We zullen de engelen niet geringschatten en niets kwaads zeggen van de heiligen, maar de schoonheid, de beminnelijkheid van Hem die Zijn leven voor ons gaf, is zo onuitsprekelijk groot, dat daarbij al het andere klein wordt. Ons hart wenst Hem alleen te zien en te bewonderen en niemand buiten Hem. Verdonkeren niet de schitterendste sterren als de zon verrijst? Welnu, zo dooft alle glans en luister voor de heerlijkheid van Jezus Christus. Het is helemaal waar, dat de hele wereld Hem zou beminnen, als iedereen Hem echt kende in Zijn oneindige waarde. Als u Hem echt goed ziet zoals Hij is, dan zou u Hem zeker liefhebben.
Van koning Hendrik VIII van Engeland werd gezegd, dat als alle portretten van tyrannen, moordenaars en dieven verdwenen zouden zijn, ze alle wel weer geschilderd konden worden naar het ene portret van die koning. En zo kunnen we ook hier zeggen, dat als al wat verheven, heerlijk, mooi en voortreffelijk is in enig schepsel, verloren was gegaan, men dit alles terug kon zien in het gezicht van onze Heere, Jezus Christus.

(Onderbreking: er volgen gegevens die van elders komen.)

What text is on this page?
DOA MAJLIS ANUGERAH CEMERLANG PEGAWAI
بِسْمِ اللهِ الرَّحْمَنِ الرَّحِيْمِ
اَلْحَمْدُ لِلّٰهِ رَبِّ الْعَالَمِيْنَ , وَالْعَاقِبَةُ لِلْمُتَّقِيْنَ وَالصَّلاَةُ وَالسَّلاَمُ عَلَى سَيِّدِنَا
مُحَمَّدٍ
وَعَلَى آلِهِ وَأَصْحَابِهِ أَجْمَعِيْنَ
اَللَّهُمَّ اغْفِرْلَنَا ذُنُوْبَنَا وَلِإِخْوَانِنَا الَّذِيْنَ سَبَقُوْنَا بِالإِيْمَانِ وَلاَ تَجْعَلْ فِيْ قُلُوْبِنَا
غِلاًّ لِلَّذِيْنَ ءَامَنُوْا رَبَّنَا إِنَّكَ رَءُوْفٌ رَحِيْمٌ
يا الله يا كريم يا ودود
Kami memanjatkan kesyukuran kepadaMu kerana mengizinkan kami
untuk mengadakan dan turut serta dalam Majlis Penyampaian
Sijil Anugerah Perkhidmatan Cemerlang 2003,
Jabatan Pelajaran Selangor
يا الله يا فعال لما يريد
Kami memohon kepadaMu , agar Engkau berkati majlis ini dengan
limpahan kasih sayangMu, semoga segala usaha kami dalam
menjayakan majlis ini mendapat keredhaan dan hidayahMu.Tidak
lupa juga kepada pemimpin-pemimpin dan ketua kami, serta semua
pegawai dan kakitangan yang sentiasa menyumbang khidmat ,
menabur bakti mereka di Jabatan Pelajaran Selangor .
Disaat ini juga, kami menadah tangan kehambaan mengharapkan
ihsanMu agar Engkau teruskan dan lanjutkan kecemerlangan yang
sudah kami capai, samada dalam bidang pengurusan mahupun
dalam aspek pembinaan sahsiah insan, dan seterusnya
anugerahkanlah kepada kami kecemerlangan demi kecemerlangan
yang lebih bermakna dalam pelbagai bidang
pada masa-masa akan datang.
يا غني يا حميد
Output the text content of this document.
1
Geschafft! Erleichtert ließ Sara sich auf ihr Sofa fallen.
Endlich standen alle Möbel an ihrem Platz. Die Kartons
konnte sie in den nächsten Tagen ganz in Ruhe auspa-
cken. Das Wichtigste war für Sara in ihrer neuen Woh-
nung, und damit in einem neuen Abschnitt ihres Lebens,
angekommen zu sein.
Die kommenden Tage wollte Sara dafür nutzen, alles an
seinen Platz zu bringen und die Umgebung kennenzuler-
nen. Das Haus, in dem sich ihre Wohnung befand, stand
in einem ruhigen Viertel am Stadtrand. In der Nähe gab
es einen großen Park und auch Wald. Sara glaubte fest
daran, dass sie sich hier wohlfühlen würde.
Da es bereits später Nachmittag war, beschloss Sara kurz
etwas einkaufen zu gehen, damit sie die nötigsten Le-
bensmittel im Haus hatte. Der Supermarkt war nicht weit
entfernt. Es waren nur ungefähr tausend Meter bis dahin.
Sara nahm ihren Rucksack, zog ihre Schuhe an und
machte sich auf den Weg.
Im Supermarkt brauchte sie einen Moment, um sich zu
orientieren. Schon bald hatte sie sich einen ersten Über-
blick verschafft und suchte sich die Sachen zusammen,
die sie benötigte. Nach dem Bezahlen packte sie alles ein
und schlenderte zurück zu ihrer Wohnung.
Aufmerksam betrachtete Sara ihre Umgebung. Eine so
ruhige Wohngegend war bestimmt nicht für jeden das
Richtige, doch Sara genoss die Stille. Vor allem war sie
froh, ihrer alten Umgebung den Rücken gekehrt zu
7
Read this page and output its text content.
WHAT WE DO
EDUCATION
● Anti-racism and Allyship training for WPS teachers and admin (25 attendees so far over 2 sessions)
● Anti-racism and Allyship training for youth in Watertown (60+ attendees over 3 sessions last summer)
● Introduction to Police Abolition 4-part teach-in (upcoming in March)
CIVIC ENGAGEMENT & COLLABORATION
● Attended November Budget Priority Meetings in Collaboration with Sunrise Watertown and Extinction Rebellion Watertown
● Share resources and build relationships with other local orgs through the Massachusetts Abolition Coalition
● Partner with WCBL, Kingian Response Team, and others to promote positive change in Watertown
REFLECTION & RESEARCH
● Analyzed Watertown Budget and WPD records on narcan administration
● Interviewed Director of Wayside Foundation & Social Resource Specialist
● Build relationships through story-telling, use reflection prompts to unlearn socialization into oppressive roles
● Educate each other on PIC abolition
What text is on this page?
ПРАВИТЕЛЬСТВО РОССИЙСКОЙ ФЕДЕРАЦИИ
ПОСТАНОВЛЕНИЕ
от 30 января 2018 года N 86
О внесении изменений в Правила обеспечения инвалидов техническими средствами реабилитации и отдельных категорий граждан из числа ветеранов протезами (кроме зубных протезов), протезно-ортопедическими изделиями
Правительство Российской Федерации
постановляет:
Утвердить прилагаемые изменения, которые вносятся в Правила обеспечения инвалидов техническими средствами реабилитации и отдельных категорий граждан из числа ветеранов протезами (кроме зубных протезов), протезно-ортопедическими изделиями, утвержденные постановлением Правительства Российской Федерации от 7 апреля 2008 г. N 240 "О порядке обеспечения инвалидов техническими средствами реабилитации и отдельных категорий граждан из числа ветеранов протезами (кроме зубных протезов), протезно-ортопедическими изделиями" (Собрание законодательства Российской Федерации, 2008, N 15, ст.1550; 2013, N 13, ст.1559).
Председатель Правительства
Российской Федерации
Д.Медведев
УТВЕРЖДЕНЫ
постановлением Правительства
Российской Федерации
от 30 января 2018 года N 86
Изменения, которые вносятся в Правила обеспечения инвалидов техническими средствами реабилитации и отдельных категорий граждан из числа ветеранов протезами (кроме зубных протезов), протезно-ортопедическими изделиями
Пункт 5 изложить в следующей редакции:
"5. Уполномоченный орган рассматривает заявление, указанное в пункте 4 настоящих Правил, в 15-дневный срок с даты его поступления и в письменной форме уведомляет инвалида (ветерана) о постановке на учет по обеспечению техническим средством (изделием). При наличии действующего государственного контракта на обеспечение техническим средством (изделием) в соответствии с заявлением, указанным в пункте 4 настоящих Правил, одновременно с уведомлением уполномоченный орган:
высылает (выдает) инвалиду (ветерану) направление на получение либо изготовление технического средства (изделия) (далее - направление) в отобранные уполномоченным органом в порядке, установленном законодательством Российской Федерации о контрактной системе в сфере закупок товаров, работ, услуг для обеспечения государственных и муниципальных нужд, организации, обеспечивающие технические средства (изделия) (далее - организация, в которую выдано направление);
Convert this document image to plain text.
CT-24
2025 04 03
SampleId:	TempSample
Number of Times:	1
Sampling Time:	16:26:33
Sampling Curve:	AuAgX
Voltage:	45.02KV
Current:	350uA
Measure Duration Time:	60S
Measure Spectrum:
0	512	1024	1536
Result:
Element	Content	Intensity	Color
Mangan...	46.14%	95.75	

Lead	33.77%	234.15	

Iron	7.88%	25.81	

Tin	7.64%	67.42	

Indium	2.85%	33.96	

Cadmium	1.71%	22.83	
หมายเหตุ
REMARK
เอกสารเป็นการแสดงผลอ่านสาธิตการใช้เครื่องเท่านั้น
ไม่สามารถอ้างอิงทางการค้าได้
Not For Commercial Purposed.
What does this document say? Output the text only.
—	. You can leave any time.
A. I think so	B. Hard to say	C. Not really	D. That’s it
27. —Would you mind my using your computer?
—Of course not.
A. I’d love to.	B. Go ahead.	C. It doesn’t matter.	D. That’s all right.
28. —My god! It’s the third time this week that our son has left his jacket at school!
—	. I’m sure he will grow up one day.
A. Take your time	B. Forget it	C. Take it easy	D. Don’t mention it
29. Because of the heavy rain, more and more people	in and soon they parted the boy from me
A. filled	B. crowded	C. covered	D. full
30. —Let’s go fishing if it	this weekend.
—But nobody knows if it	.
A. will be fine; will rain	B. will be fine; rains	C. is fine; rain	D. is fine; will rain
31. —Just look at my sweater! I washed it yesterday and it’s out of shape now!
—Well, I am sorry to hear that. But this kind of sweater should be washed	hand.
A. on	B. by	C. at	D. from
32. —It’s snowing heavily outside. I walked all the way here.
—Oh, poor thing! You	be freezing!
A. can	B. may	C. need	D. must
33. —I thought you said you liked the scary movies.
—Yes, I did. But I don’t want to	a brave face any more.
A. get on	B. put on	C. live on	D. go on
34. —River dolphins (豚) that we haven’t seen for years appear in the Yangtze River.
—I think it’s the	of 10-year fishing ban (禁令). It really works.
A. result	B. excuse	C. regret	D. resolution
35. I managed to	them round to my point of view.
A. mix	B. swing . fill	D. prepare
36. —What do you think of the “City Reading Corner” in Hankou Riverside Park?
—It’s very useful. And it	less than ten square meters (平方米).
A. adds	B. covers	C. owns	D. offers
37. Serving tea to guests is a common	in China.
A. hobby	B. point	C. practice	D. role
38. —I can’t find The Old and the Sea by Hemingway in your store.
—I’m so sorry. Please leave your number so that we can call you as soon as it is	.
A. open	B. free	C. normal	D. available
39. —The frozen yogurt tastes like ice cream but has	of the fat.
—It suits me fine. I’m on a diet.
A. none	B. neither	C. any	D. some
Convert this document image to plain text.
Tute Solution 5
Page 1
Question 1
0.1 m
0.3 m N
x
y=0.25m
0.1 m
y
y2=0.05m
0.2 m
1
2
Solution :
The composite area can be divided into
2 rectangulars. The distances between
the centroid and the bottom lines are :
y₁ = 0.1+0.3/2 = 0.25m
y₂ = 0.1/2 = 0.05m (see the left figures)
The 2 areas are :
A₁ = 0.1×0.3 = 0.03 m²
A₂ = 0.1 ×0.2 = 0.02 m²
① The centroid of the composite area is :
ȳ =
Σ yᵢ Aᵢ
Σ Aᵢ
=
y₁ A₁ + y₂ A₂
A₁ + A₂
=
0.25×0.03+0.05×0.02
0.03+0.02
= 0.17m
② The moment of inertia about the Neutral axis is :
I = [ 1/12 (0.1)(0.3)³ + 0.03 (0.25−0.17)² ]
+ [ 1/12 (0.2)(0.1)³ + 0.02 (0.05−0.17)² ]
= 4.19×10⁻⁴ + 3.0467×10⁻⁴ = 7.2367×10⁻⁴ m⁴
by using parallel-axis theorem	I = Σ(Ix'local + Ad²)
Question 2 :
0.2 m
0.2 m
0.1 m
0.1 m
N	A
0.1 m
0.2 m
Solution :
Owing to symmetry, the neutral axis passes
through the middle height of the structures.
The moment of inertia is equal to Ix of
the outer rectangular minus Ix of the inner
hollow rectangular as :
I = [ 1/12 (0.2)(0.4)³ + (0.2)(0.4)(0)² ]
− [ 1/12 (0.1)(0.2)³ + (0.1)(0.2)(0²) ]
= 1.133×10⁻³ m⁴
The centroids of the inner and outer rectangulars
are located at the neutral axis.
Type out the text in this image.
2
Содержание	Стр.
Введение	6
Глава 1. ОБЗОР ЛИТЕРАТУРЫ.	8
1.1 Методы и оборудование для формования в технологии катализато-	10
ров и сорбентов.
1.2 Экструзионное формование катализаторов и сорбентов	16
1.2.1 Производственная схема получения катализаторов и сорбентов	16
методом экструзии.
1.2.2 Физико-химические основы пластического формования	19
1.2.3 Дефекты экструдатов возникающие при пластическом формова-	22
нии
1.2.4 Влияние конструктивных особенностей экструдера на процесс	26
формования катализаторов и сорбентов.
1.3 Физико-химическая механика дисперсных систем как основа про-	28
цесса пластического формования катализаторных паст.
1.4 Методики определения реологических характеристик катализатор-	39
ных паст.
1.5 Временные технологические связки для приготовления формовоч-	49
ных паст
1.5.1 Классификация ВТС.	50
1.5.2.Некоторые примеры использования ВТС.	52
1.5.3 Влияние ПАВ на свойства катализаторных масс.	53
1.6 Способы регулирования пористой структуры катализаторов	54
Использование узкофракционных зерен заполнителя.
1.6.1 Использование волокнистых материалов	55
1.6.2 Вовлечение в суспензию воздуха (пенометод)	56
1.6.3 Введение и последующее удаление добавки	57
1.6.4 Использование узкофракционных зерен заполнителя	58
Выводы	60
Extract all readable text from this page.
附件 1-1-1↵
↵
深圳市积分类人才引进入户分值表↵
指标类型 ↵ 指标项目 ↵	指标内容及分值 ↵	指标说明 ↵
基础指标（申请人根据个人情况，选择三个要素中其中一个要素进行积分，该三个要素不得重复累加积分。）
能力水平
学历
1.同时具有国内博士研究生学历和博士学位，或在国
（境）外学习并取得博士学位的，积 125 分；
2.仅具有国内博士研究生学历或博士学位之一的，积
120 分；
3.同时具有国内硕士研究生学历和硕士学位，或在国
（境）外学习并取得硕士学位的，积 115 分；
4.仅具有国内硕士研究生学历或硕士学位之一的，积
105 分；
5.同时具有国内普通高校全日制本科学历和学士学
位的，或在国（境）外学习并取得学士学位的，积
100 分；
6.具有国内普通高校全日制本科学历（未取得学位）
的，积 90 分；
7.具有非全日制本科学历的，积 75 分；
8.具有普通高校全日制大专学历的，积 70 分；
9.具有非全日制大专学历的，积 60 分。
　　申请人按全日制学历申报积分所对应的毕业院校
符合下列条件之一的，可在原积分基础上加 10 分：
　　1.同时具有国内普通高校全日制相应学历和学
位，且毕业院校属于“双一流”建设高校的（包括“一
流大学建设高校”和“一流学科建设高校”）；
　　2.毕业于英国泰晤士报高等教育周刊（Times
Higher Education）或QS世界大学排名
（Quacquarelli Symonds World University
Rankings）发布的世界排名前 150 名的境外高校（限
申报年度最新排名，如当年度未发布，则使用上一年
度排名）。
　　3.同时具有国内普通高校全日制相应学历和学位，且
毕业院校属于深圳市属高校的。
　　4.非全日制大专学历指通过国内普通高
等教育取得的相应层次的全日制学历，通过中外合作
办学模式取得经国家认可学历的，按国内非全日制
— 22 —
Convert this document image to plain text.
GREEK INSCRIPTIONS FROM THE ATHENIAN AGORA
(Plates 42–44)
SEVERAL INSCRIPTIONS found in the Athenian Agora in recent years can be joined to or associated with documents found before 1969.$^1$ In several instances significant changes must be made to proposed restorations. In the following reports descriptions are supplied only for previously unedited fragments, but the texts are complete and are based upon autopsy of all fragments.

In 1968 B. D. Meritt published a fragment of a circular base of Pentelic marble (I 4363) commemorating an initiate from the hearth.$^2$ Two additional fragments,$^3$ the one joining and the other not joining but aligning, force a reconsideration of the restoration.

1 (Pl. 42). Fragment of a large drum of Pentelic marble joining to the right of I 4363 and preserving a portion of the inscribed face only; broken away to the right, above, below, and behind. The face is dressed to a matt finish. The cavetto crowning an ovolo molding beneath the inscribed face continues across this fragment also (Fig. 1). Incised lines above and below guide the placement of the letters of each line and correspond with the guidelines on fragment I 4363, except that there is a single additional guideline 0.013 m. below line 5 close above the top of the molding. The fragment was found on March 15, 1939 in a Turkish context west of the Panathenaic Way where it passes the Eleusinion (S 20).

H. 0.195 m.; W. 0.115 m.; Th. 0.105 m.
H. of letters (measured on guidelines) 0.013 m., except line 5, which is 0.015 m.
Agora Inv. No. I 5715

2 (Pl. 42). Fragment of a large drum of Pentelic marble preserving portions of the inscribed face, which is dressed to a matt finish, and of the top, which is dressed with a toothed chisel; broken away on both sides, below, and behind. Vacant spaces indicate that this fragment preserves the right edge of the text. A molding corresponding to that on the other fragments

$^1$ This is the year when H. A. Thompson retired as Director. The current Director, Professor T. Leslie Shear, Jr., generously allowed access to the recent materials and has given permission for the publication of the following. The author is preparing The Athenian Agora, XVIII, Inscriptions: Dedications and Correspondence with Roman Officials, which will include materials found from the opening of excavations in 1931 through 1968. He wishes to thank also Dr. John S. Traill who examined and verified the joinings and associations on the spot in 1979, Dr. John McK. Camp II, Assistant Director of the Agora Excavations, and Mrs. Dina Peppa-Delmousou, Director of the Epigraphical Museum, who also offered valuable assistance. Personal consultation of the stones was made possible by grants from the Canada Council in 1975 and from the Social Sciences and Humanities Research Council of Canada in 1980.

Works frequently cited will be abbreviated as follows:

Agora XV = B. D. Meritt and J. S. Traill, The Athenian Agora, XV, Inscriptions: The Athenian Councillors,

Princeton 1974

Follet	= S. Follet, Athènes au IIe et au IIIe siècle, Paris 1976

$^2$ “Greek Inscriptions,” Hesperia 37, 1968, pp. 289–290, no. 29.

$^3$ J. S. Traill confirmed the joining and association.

Dit zijn enkele redenen waarom ons hart de Heiland aanhangt. Voor ik nu van dit punt afstap, wil ik nog een enkele vraag stellen.
Geliefde vrienden! Zouden jullie Jezus niet beminnen, als je iets wist van de liefde, die de Heilige Geest uitstort in het hart? Herinner u, dat er een heerlijke belofte is, namelijk deze: “Wie tot Mij komt, zal Ik geenszins uitwerpen.” Wie u dan ook bent, als u naar Jezus komt, zult u bij Hem welkom zijn. Wanneer Hij u als aan Zijn borst ontvangen heeft, dan maar ook pas dan, zult u weten hoe groot Zijn liefde is. Dan zult u Hem aanspreken met: “Gij, dien mijn ziel liefheeft.”
Nu we hebben stilgestaan bij de oorzaak van deze liefde, willen we enige ogenblikken spreken over haar uitwerking, haar gevolgen. Als iemand Jezus waarlijk liefheeft, dan zal hij zijn leven aan Hem toewijden. Het is een uiterst natuurlijk verlangen iets te geven aan mensen die we graag mogen. Wie Jezus liefheeft, wordt als vanzelf ertoe gebracht, zich helemaal aan Hem te geven. Een van de eerste daden van het leven van een christen is om al zijn gaven en krachten, zijn lichaam, ziel en verstand op het altaar van de toewijding neer te leggen en te zeggen: “Hier ben ik, ik wil helemaal van U zijn.” Toen bijna alle leerlingen van Socrates hun geliefde leermeester met een geschenk hadden vereerd, kwam er een van de beste, maar die zeer arm was, bij hem met de woorden: “Ik kan niet doen als de anderen, daarvoor heb ik de middelen niet, maar ik geef u mijzelf.” Socrates antwoordde: “Nou, dat is het grootste geschenk, dat ik vandaag heb ontvangen.”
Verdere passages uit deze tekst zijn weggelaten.